La figure 1 représente une femme sans corset, mais nous voyons qu’aussitôt qu’elle se serre (fig. 2) les viscères abdominaux sont refoulés vers le bas. Or, comme la femme se serrera toujours, il faut l’empêcher de se faire mal en modifiant et déplaçant la ligne de constriction du corset. Il faut de plus fournir un point d’appui résistant à ses organes pour s’opposer à leur déplacement, puisque la paroi abdominale n’y suffit pas. En maintenant les parties molles sur toute leur étendue, et en évitant de creuser le corset à l’épigastre, il est facile de forcer les viscères à conserver leur place respective, d’autant plus que la ligne sur laquelle portera le rétrécissement sera oblique au lieu d’être horizontale, car elle suivra le bord supérieur des crêtes iliaques, par conséquent passera au-dessous de l’estomac. Ici on peut serrer légèrement, mais c’est sur les côtés et non en avant, car il existe au-dessus de la hanche une dépression naturelle de laquelle nous avons le droit de profiter.

La figure 3 représente bien de quelle façon je comprends l’application du corset. Il est incontestable que si la femme se soumet aux indications que j’ai formulées, toutes les misères qu’occasionne ce vêtement disparaîtront.

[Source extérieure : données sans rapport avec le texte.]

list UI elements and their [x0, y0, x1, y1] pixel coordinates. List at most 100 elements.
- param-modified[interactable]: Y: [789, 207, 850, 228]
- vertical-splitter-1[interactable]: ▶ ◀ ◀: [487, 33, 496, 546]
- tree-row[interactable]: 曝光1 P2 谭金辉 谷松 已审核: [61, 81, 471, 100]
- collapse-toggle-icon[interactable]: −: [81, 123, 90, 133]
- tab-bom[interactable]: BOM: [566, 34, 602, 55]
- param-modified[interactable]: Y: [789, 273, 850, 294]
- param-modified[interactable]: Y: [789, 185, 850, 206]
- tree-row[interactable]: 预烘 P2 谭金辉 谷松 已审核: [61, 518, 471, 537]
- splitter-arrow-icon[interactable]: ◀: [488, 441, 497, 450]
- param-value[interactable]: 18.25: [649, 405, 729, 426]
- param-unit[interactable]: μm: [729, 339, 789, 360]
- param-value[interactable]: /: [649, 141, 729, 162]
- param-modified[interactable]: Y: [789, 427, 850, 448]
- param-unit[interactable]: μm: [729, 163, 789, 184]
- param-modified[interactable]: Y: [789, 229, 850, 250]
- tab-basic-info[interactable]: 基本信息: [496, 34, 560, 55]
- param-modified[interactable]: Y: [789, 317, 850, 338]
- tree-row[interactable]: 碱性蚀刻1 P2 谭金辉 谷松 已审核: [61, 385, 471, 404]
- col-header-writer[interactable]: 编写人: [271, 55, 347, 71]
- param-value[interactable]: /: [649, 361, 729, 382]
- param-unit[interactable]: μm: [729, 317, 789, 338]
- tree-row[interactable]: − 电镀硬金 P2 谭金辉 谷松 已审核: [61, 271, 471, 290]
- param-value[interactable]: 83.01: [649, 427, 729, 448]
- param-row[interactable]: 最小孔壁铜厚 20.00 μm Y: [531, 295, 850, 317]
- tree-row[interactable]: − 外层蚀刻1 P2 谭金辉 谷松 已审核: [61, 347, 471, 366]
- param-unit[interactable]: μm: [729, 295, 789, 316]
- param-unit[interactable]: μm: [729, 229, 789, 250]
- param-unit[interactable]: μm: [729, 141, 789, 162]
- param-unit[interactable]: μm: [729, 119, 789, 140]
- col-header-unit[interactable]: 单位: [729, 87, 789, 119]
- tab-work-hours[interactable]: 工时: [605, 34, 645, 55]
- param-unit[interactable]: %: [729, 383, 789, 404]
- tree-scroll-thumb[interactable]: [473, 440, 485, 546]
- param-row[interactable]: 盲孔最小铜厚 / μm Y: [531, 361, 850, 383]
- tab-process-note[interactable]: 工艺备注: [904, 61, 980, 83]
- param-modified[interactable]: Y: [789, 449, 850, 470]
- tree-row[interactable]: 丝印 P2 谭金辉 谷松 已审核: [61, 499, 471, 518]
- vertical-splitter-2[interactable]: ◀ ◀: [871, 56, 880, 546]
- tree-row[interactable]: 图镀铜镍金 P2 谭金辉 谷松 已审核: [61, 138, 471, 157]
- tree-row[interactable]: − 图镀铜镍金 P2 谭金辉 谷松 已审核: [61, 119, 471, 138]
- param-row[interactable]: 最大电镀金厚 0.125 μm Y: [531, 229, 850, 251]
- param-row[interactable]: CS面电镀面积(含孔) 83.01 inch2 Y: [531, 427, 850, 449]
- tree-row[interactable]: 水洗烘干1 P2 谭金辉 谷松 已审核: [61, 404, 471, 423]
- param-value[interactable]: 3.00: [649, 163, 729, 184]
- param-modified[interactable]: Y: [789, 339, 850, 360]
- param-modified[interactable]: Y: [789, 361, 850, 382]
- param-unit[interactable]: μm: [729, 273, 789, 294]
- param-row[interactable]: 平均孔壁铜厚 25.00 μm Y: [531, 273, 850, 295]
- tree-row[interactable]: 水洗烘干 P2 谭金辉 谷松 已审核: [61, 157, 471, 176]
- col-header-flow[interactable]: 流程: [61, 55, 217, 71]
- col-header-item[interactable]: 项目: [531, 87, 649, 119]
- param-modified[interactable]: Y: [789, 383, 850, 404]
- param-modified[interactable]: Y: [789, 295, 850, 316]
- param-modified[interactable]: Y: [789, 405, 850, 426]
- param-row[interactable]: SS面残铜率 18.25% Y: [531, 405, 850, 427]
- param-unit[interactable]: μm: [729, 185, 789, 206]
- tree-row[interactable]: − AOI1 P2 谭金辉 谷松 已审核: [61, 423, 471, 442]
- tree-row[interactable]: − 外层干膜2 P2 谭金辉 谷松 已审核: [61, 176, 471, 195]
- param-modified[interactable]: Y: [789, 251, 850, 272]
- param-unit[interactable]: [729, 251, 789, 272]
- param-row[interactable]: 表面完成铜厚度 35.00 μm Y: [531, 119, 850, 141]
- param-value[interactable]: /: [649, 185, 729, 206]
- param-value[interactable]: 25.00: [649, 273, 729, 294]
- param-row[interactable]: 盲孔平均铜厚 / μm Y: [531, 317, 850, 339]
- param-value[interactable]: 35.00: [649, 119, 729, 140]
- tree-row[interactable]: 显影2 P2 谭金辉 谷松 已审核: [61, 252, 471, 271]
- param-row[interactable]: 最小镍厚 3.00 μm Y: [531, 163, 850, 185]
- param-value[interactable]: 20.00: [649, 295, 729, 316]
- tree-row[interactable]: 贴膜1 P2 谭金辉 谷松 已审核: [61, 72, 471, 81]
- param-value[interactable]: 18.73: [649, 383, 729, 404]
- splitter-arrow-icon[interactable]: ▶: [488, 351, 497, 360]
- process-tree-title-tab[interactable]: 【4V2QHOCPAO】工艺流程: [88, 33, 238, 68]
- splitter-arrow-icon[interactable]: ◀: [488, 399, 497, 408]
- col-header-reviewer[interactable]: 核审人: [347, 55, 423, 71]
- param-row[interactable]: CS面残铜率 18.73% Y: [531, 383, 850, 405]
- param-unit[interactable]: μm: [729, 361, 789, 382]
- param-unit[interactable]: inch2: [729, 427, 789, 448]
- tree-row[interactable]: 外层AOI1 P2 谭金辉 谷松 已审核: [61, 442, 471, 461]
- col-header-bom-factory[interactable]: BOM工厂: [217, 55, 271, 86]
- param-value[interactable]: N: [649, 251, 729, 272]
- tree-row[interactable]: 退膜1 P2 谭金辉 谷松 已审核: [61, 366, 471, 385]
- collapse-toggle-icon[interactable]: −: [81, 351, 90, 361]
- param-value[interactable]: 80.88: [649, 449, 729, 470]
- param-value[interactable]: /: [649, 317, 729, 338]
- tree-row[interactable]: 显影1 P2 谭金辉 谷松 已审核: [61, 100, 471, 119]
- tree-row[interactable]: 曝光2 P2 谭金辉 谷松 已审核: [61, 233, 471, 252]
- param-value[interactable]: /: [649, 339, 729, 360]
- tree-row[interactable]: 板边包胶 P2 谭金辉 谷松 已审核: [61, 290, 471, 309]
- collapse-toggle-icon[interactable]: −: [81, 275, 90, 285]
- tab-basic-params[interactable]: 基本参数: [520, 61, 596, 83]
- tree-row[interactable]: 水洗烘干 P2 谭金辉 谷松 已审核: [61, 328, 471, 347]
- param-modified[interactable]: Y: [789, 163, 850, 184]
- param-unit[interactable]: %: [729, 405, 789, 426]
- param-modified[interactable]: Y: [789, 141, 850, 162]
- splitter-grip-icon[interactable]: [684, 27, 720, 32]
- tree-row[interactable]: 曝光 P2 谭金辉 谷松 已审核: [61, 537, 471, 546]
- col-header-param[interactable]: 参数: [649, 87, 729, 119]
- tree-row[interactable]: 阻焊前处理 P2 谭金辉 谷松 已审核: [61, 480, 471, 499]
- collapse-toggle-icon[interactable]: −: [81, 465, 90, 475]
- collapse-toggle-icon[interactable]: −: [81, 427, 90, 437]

J’espère que l’exercice de la bicyclette qui exige le fonctionnement normal de l’estomac et des poumons sera pour les femmes l’occasion de cette réforme. Déjà elles révolutionnent la mode au mépris de toutes les critiques, je les en félicite, et je souhaite que la transformation du corset en soit la conséquence naturelle. Je pourrais dire qu’il eût fallu commencer par là, car si le corset est mauvais, la marche à bicyclette devient impossible. Or, les femmes accepteront la modification ; elles supprimeraient plutôt complètement le corset que de se priver de leur sport favori. D’ailleurs, appliqué comme je l’indique, il n’altère pas les formes, au contraire, je dirai même que, s’il est un moyen de faire accepter la culotte, vêtement si peu fait pour la femme mais que nous acceptons faute de mieux, c’est de porter un corset abdominal qui supprimera la saillie du ventre et obligera les femmes à se tenir droit ; je crois que je me réconcilierais, jusqu’à un certain point, avec le pantalon que je déteste, si le port de ce vêtement nous débarrassait à jamais de cette cuirasse contre laquelle je plaide depuis si longtemps.

  1. Revue mensuelle du Touring-Club de France, septembre 1895.